Trump has said the encounter never happened and Carroll was trying to stoke sales of a 2019 memoir when she first publicly claimed that the two of them ended up in a dressing room after a chance encounter and a playful interlude.

Kaplan warned Trump's lawyers to make no references to “Mr. Trump's alleged desire to testify or to the burdens that any absence on his part allegedly might spare, or might have spared, the Court or the City of New York.”

Trump attorney Joe Tacopina asked Kaplan on Wednesday to instruct the jury at the trial that Trump's absence was intended to spare New York City and the court system from the logistical burdens his presence would entail.

On Thursday, Tacopina responded to a deadline set by the judge to let him know whether Trump would attend the trial by saying it was too early to say, since that's a decision Trump will make during the trial.

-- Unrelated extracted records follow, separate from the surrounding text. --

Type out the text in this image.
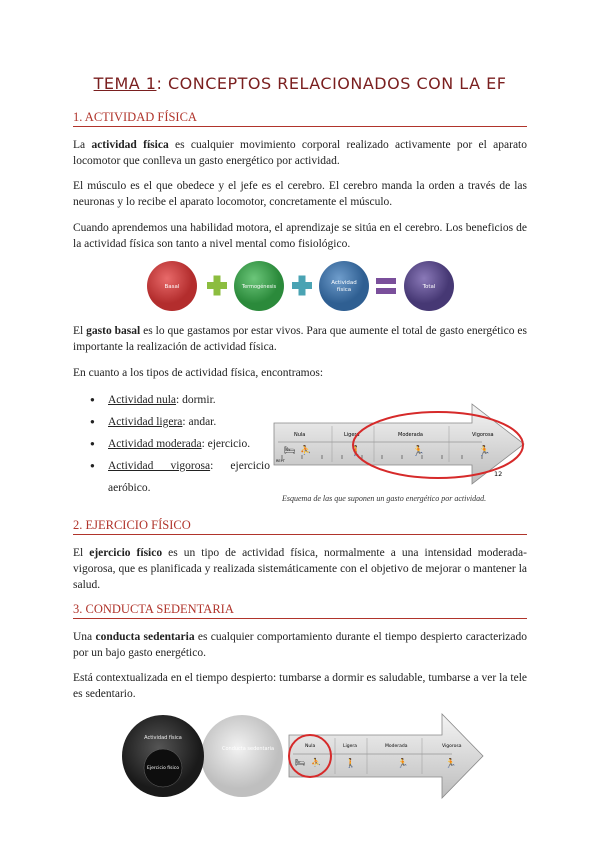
TEMA 1: CONCEPTOS RELACIONADOS CON LA EF
1. ACTIVIDAD FÍSICA

La actividad física es cualquier movimiento corporal realizado activamente por el aparato locomotor que conlleva un gasto energético por actividad.

El músculo es el que obedece y el jefe es el cerebro. El cerebro manda la orden a través de las neuronas y lo recibe el aparato locomotor, concretamente el músculo.

Cuando aprendemos una habilidad motora, el aprendizaje se sitúa en el cerebro. Los beneficios de la actividad física son tanto a nivel mental como fisiológico.

Basal	Termogénesis
Actividad
física	Total

El gasto basal es lo que gastamos por estar vivos. Para que aumente el total de gasto energético es importante la realización de actividad física.

En cuanto a los tipos de actividad física, encontramos:

● Actividad nula: dormir.
● Actividad ligera: andar.
● Actividad moderada: ejercicio.
● Actividad vigorosa: ejercicio aeróbico.
Nula	Ligera	Moderada	Vigorosa
🛏 ⛹	🚶	🏃	🏃
REPT
12
Esquema de las que suponen un gasto energético por actividad.
2. EJERCICIO FÍSICO

El ejercicio físico es un tipo de actividad física, normalmente a una intensidad moderada-vigorosa, que es planificada y realizada sistemáticamente con el objetivo de mejorar o mantener la salud.

3. CONDUCTA SEDENTARIA

Una conducta sedentaria es cualquier comportamiento durante el tiempo despierto caracterizado por un bajo gasto energético.

Está contextualizada en el tiempo despierto: tumbarse a dormir es saludable, tumbarse a ver la tele es sedentario.

Actividad física
Ejercicio físico
Conducta sedentaria	Nula	Ligera	Moderada	Vigorosa
🛏 ⛹	🚶	🏃	🏃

In his order, the judge noted that Trump announced earlier this week that he'll speak at a campaign event in New Hampshire on April 27, the third day of the scheduled trial.

“If the Secret Service can protect him at that event, certainly the Secret Service, the Marshals Service, and the City of New York can see to his security in this very secure federal courthouse,” Kaplan wrote.

On Wednesday, Carroll attorney Roberta Kaplan in a letter to the judge mocked Trump's proposed jury instruction, saying Trump manages to make it to wrestling championships, political conventions, civil depositions and campaign functions.

If so, she wrote, “then surely he could surmount the logistics of attending his own federal trial.”